Peter Segal
Avec Tommy Boy, Peter Segal comprend très tôt qu'une comédie populaire ne tient pas seulement par la succession des gags, mais par le réglage exact d'une présence comique à l'intérieur d'un récit suffisamment solide pour la porter. C'est un point d'entrée utile dans son travail. Segal n'est pas un auteur au sens canonique, ni un formaliste immédiatement reconnaissable plan après plan. Il est plutôt un metteur en scène de stars, un organisateur de rythmes comiques, un artisan qui sait comment construire un véhicule sans l'étouffer sous la mécanique. Dans les États-Unis des Années 1990 et 2000, cette compétence a compté plus qu'on ne l'admet volontiers.

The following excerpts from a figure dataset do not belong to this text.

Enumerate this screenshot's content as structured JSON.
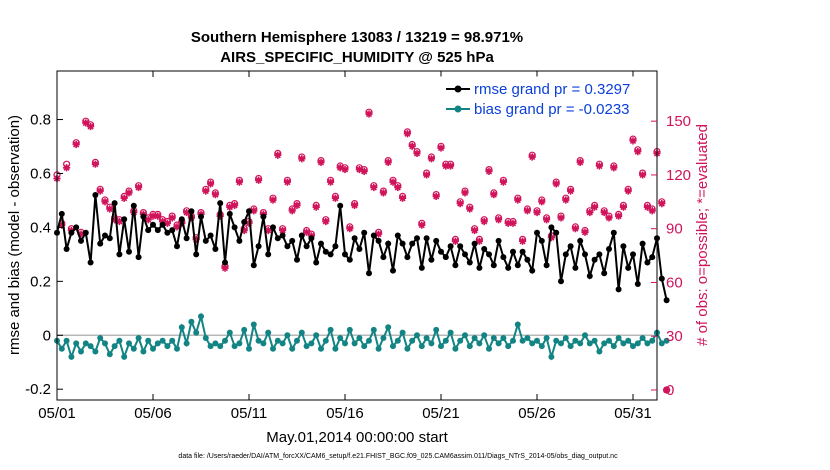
{
  "chart_data": {
    "type": "line",
    "title": "Southern Hemisphere 13083 / 13219 = 98.971%",
    "subtitle": "AIRS_SPECIFIC_HUMIDITY @ 525 hPa",
    "xlabel": "May.01,2014 00:00:00 start",
    "ylabel_left": "rmse and bias (model - observation)",
    "ylabel_right": "# of obs: o=possible; *=evaluated",
    "footnote": "data file: /Users/raeder/DAI/ATM_forcXX/CAM6_setup/f.e21.FHIST_BGC.f09_025.CAM6assim.011/Diags_NTrS_2014-05/obs_diag_output.nc",
    "x_ticks": [
      "05/01",
      "05/06",
      "05/11",
      "05/16",
      "05/21",
      "05/26",
      "05/31"
    ],
    "x_tick_days": [
      1,
      6,
      11,
      16,
      21,
      26,
      31
    ],
    "xlim": [
      1,
      32.25
    ],
    "ylim_left": [
      -0.24,
      0.98
    ],
    "ylim_right": [
      -5.6,
      178
    ],
    "yticks_left": [
      "-0.2",
      "0",
      "0.2",
      "0.4",
      "0.6",
      "0.8"
    ],
    "yticks_left_values": [
      -0.2,
      0,
      0.2,
      0.4,
      0.6,
      0.8
    ],
    "yticks_right": [
      "0",
      "30",
      "60",
      "90",
      "120",
      "150"
    ],
    "yticks_right_values": [
      0,
      30,
      60,
      90,
      120,
      150
    ],
    "legend_placement": "top-right",
    "grid": false,
    "series": [
      {
        "name": "rmse grand pr = 0.3297",
        "axis": "left",
        "color": "#000000",
        "values": [
          0.38,
          0.45,
          0.32,
          0.38,
          0.4,
          0.35,
          0.38,
          0.27,
          0.52,
          0.34,
          0.37,
          0.36,
          0.49,
          0.3,
          0.43,
          0.31,
          0.48,
          0.29,
          0.44,
          0.39,
          0.41,
          0.39,
          0.41,
          0.38,
          0.39,
          0.33,
          0.43,
          0.36,
          0.46,
          0.3,
          0.44,
          0.35,
          0.37,
          0.32,
          0.49,
          0.27,
          0.45,
          0.4,
          0.35,
          0.42,
          0.46,
          0.26,
          0.33,
          0.44,
          0.3,
          0.4,
          0.36,
          0.37,
          0.33,
          0.35,
          0.28,
          0.37,
          0.33,
          0.36,
          0.27,
          0.34,
          0.31,
          0.3,
          0.33,
          0.48,
          0.3,
          0.28,
          0.36,
          0.32,
          0.38,
          0.23,
          0.37,
          0.35,
          0.29,
          0.34,
          0.24,
          0.37,
          0.34,
          0.29,
          0.34,
          0.36,
          0.25,
          0.36,
          0.28,
          0.35,
          0.31,
          0.29,
          0.33,
          0.26,
          0.33,
          0.3,
          0.27,
          0.34,
          0.25,
          0.32,
          0.3,
          0.26,
          0.35,
          0.29,
          0.25,
          0.31,
          0.26,
          0.31,
          0.28,
          0.24,
          0.38,
          0.35,
          0.26,
          0.4,
          0.38,
          0.2,
          0.3,
          0.33,
          0.25,
          0.35,
          0.3,
          0.22,
          0.28,
          0.3,
          0.23,
          0.32,
          0.38,
          0.17,
          0.33,
          0.25,
          0.3,
          0.19,
          0.34,
          0.27,
          0.29,
          0.36,
          0.21,
          0.13
        ],
        "marker": "filled-star"
      },
      {
        "name": "bias grand pr = -0.0233",
        "axis": "left",
        "color": "#138484",
        "values": [
          -0.02,
          -0.05,
          -0.02,
          -0.08,
          -0.03,
          -0.06,
          -0.03,
          -0.04,
          -0.06,
          -0.01,
          -0.03,
          -0.07,
          -0.04,
          -0.02,
          -0.08,
          -0.03,
          -0.05,
          -0.01,
          -0.06,
          -0.02,
          -0.05,
          -0.03,
          -0.02,
          -0.04,
          -0.02,
          -0.05,
          0.03,
          -0.03,
          0.05,
          0.01,
          0.07,
          -0.01,
          -0.04,
          -0.03,
          -0.04,
          -0.02,
          0.01,
          -0.04,
          -0.03,
          0.02,
          -0.05,
          0.04,
          -0.02,
          -0.03,
          0.01,
          -0.05,
          -0.02,
          -0.03,
          0.0,
          -0.05,
          -0.02,
          0.01,
          -0.04,
          -0.03,
          0.0,
          -0.05,
          -0.02,
          0.02,
          -0.05,
          -0.01,
          -0.03,
          0.02,
          -0.03,
          -0.01,
          -0.04,
          -0.02,
          0.02,
          -0.05,
          -0.01,
          0.03,
          -0.04,
          -0.02,
          0.01,
          -0.05,
          -0.02,
          0.0,
          -0.04,
          -0.01,
          -0.03,
          0.02,
          -0.04,
          -0.02,
          0.01,
          -0.05,
          -0.02,
          0.0,
          -0.04,
          -0.01,
          -0.03,
          0.0,
          -0.05,
          -0.01,
          -0.03,
          -0.01,
          -0.04,
          -0.02,
          0.04,
          -0.02,
          -0.01,
          -0.03,
          -0.02,
          -0.04,
          -0.01,
          -0.08,
          -0.02,
          -0.03,
          -0.01,
          -0.04,
          -0.02,
          -0.03,
          0.0,
          -0.03,
          -0.02,
          -0.06,
          -0.03,
          -0.02,
          -0.04,
          -0.01,
          -0.03,
          -0.02,
          -0.04,
          -0.03,
          -0.01,
          -0.03,
          -0.02,
          0.01,
          -0.03,
          -0.02
        ],
        "marker": "filled-circle"
      },
      {
        "name": "possible",
        "axis": "right",
        "color": "#d0135b",
        "marker": "open-circle",
        "values": [
          120,
          93,
          126,
          90,
          138,
          88,
          150,
          148,
          127,
          112,
          106,
          102,
          96,
          95,
          108,
          111,
          100,
          114,
          99,
          96,
          98,
          98,
          95,
          94,
          97,
          92,
          94,
          100,
          97,
          85,
          99,
          112,
          116,
          110,
          98,
          69,
          103,
          104,
          117,
          90,
          94,
          101,
          118,
          99,
          90,
          107,
          132,
          90,
          117,
          101,
          104,
          130,
          89,
          87,
          103,
          128,
          95,
          117,
          108,
          125,
          124,
          91,
          104,
          124,
          123,
          155,
          114,
          88,
          111,
          128,
          117,
          114,
          108,
          144,
          137,
          133,
          93,
          121,
          130,
          109,
          136,
          126,
          126,
          84,
          105,
          111,
          102,
          90,
          84,
          95,
          123,
          110,
          96,
          117,
          94,
          94,
          107,
          84,
          101,
          131,
          100,
          106,
          96,
          86,
          116,
          97,
          107,
          112,
          91,
          128,
          89,
          100,
          103,
          126,
          100,
          97,
          125,
          98,
          103,
          112,
          140,
          134,
          121,
          103,
          101,
          133,
          105,
          0
        ]
      },
      {
        "name": "evaluated",
        "axis": "right",
        "color": "#d0135b",
        "marker": "asterisk",
        "values": [
          118,
          92,
          124,
          89,
          137,
          87,
          149,
          147,
          126,
          111,
          105,
          101,
          95,
          94,
          107,
          110,
          99,
          113,
          98,
          95,
          97,
          97,
          94,
          93,
          96,
          91,
          93,
          99,
          96,
          84,
          98,
          111,
          115,
          109,
          97,
          68,
          102,
          103,
          116,
          89,
          93,
          100,
          117,
          98,
          89,
          106,
          131,
          89,
          116,
          100,
          103,
          129,
          88,
          86,
          102,
          127,
          94,
          116,
          107,
          124,
          123,
          90,
          103,
          123,
          122,
          154,
          113,
          87,
          110,
          127,
          116,
          113,
          107,
          143,
          136,
          132,
          92,
          120,
          129,
          108,
          135,
          125,
          125,
          83,
          104,
          110,
          101,
          89,
          83,
          94,
          122,
          109,
          95,
          116,
          93,
          93,
          106,
          83,
          100,
          130,
          99,
          105,
          95,
          85,
          115,
          96,
          106,
          111,
          90,
          127,
          88,
          99,
          102,
          125,
          99,
          96,
          124,
          97,
          102,
          111,
          139,
          133,
          120,
          102,
          100,
          132,
          104,
          0
        ]
      }
    ]
  }
}
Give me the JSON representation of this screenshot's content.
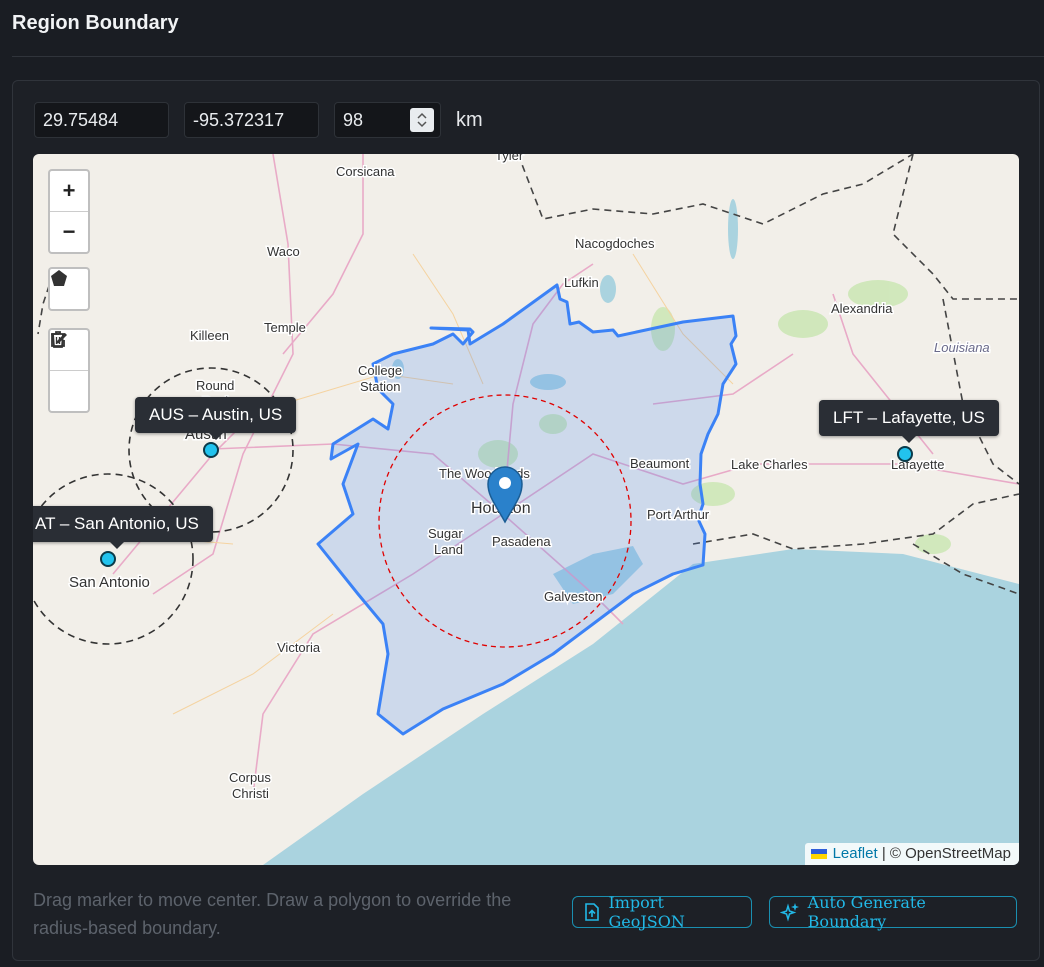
{
  "page": {
    "title": "Region Boundary"
  },
  "form": {
    "latitude": "29.75484",
    "longitude": "-95.372317",
    "radius": "98",
    "radius_unit": "km"
  },
  "map": {
    "zoom_in_label": "+",
    "zoom_out_label": "−",
    "tools": [
      "polygon-draw-icon",
      "edit-icon",
      "trash-icon"
    ],
    "airports": [
      {
        "label": "AUS – Austin, US"
      },
      {
        "label": "LFT – Lafayette, US"
      },
      {
        "label": "AT – San Antonio, US"
      }
    ],
    "center_marker": "map-pin-icon",
    "boundary_color": "#3b82f6",
    "radius_circle_color": "#e00000",
    "place_labels": {
      "tyler": "Tyler",
      "corsicana": "Corsicana",
      "waco": "Waco",
      "nacogdoches": "Nacogdoches",
      "lufkin": "Lufkin",
      "alexandria": "Alexandria",
      "louisiana": "Louisiana",
      "killeen": "Killeen",
      "temple": "Temple",
      "college_station": "College\nStation",
      "round_rock": "Round\nRock",
      "austin": "Austin",
      "the_woodlands": "The Woodlands",
      "houston": "Houston",
      "beaumont": "Beaumont",
      "lake_charles": "Lake Charles",
      "lafayette": "Lafayette",
      "port_arthur": "Port Arthur",
      "sugar_land": "Sugar\nLand",
      "pasadena": "Pasadena",
      "galveston": "Galveston",
      "san_antonio": "San Antonio",
      "victoria": "Victoria",
      "corpus_christi": "Corpus\nChristi"
    },
    "attribution": {
      "leaflet": "Leaflet",
      "osm": "| © OpenStreetMap"
    }
  },
  "footer": {
    "hint": "Drag marker to move center. Draw a polygon to override the radius-based boundary.",
    "import_label": "Import GeoJSON",
    "auto_label": "Auto Generate Boundary"
  }
}
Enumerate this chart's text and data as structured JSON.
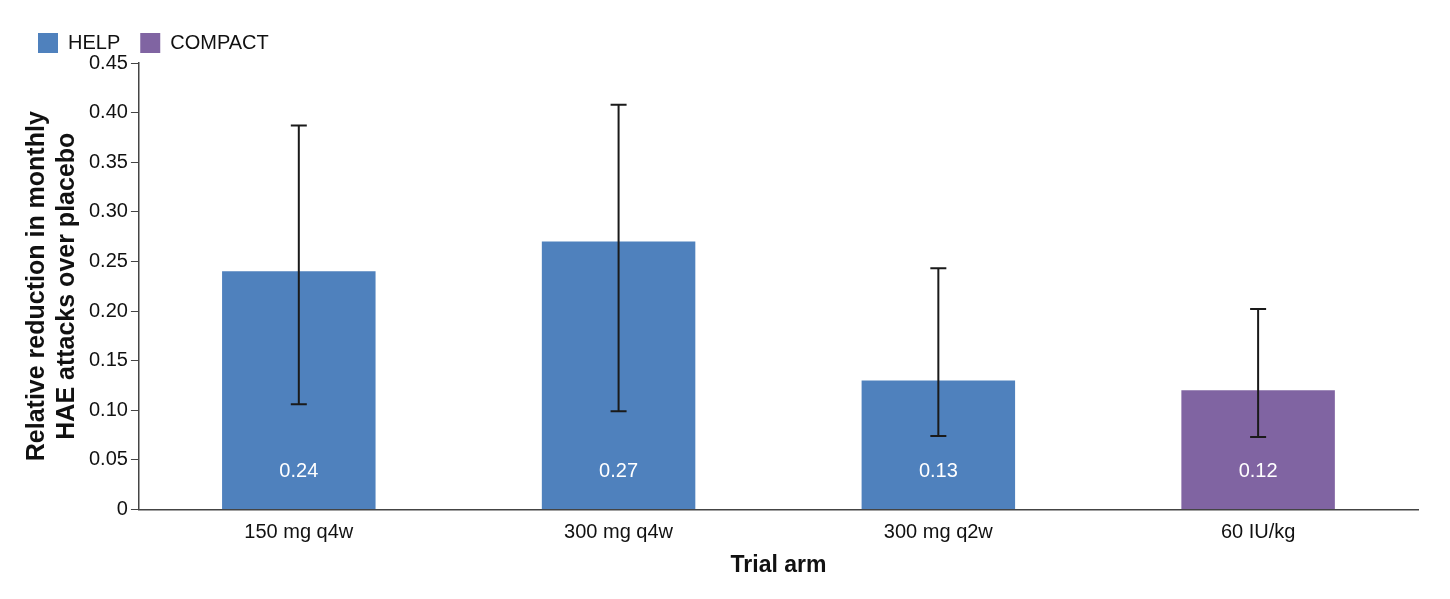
{
  "chart_data": {
    "type": "bar",
    "xlabel": "Trial arm",
    "ylabel": "Relative reduction in monthly HAE attacks over placebo",
    "categories": [
      "150 mg q4w",
      "300 mg q4w",
      "300 mg q2w",
      "60 IU/kg"
    ],
    "series": [
      {
        "name": "HELP",
        "color": "#4f81bd",
        "values": [
          0.24,
          0.27,
          0.13,
          null
        ],
        "errors": [
          [
            0.106,
            0.387
          ],
          [
            0.099,
            0.408
          ],
          [
            0.074,
            0.243
          ],
          null
        ]
      },
      {
        "name": "COMPACT",
        "color": "#8064a2",
        "values": [
          null,
          null,
          null,
          0.12
        ],
        "errors": [
          null,
          null,
          null,
          [
            0.073,
            0.202
          ]
        ]
      }
    ],
    "ylim": [
      0,
      0.45
    ],
    "yticks": [
      0,
      0.05,
      {
        "value": 0.1,
        "label": "0.10"
      },
      0.15,
      {
        "value": 0.2,
        "label": "0.20"
      },
      0.25,
      {
        "value": 0.3,
        "label": "0.30"
      },
      0.35,
      {
        "value": 0.4,
        "label": "0.40"
      },
      0.45
    ],
    "data_labels": true,
    "legend": "top left",
    "grid": false
  }
}
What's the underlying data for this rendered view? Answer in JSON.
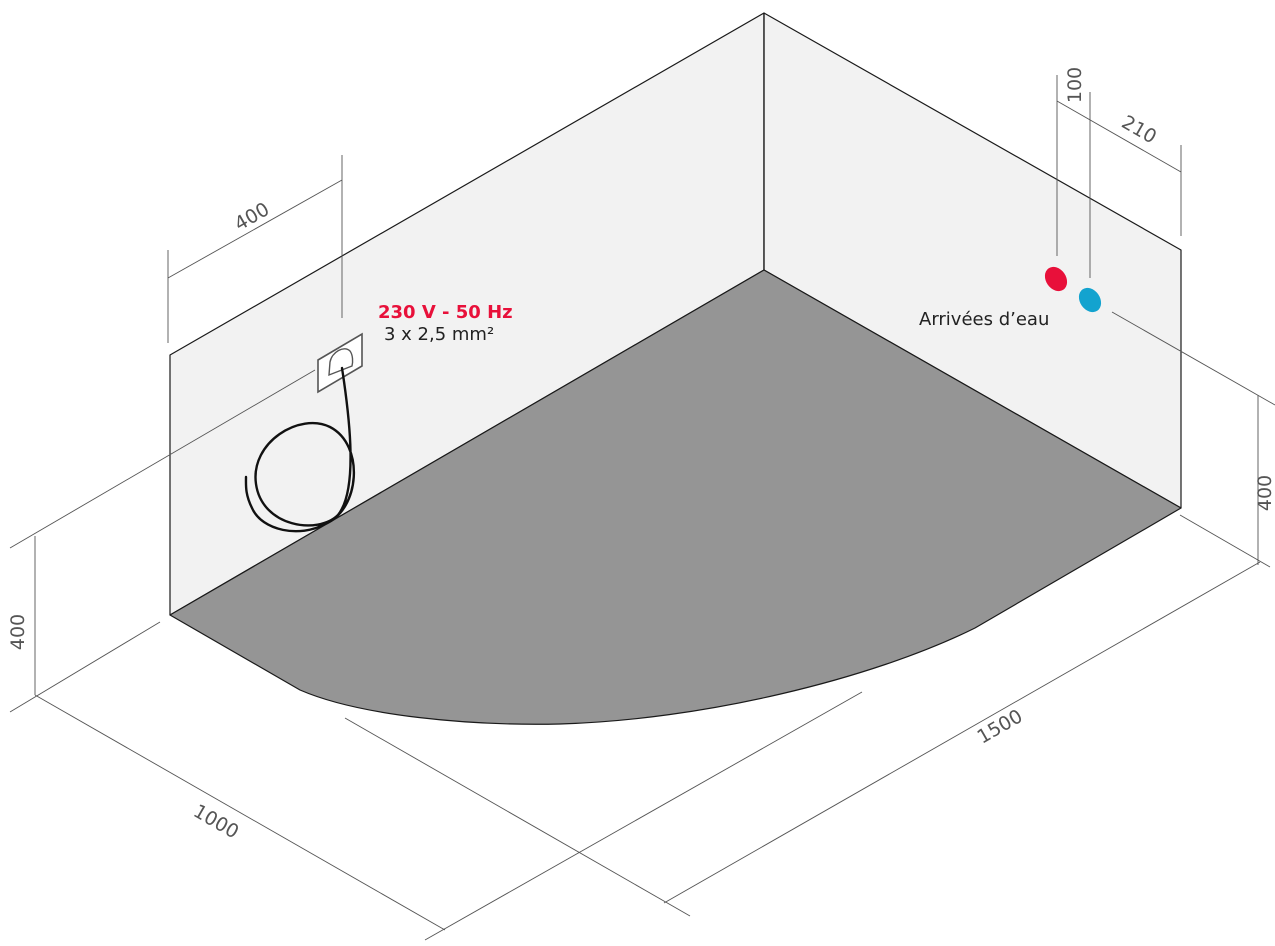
{
  "electrical": {
    "voltage_label": "230 V - 50 Hz",
    "cable_label": "3 x 2,5 mm²"
  },
  "water": {
    "label": "Arrivées d’eau"
  },
  "dimensions": {
    "socket_offset": "400",
    "depth": "1000",
    "length": "1500",
    "height_left": "400",
    "height_right": "400",
    "inlet_spacing": "100",
    "inlet_offset": "210"
  },
  "colors": {
    "power_label": "#e8103a",
    "hot_water": "#e8103a",
    "cold_water": "#13a3cf",
    "floor": "#959595",
    "wall": "#f2f2f2"
  },
  "icons": {
    "socket": "electrical-socket-icon",
    "cable": "coiled-cable-icon",
    "hot_inlet": "hot-water-inlet-icon",
    "cold_inlet": "cold-water-inlet-icon"
  }
}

La comédie commerciale américaine produit souvent deux types d'échec. Soit elle se repose entièrement sur le charisme de l'acteur vedette, en oubliant de faire exister un film autour de lui. Soit elle surcadre le comique dans une structure si prudente qu'il s'y asphyxie. Segal échappe assez souvent à ces deux pièges. Dans 50 First Dates comme dans Get Smart, il sait donner au dispositif narratif juste assez de tenue pour que les interprètes puissent jouer, déborder, répéter, varier.
Ce talent relève d'une forme de modestie professionnelle qui est rarement récompensée par la critique. Pourtant, mettre en scène la comédie demande une précision particulière. Le tempo, les silences, les axes de regard, la gestion des partenaires, la dose de sentiment admissible, rien n'est secondaire. Segal possède ce sens du calibrage. Il n'invente pas une nouvelle grammaire du rire, mais il comprend comment préserver l'efficacité sans rendre le film anonyme.
Anger Management le montre bien. Le film repose sur l'affrontement entre deux énergies d'acteur très différentes, et Segal orchestre leur déséquilibre avec un vrai sens de la montée. Il sait quand laisser une scène vivre par la répétition, quand l'accélérer, quand relancer par un changement d'échelle. Cette intelligence du jeu est au coeur de son métier. Chez lui, la caméra n'est pas ostentatoire, mais elle est placée pour servir une circulation précise des forces comiques.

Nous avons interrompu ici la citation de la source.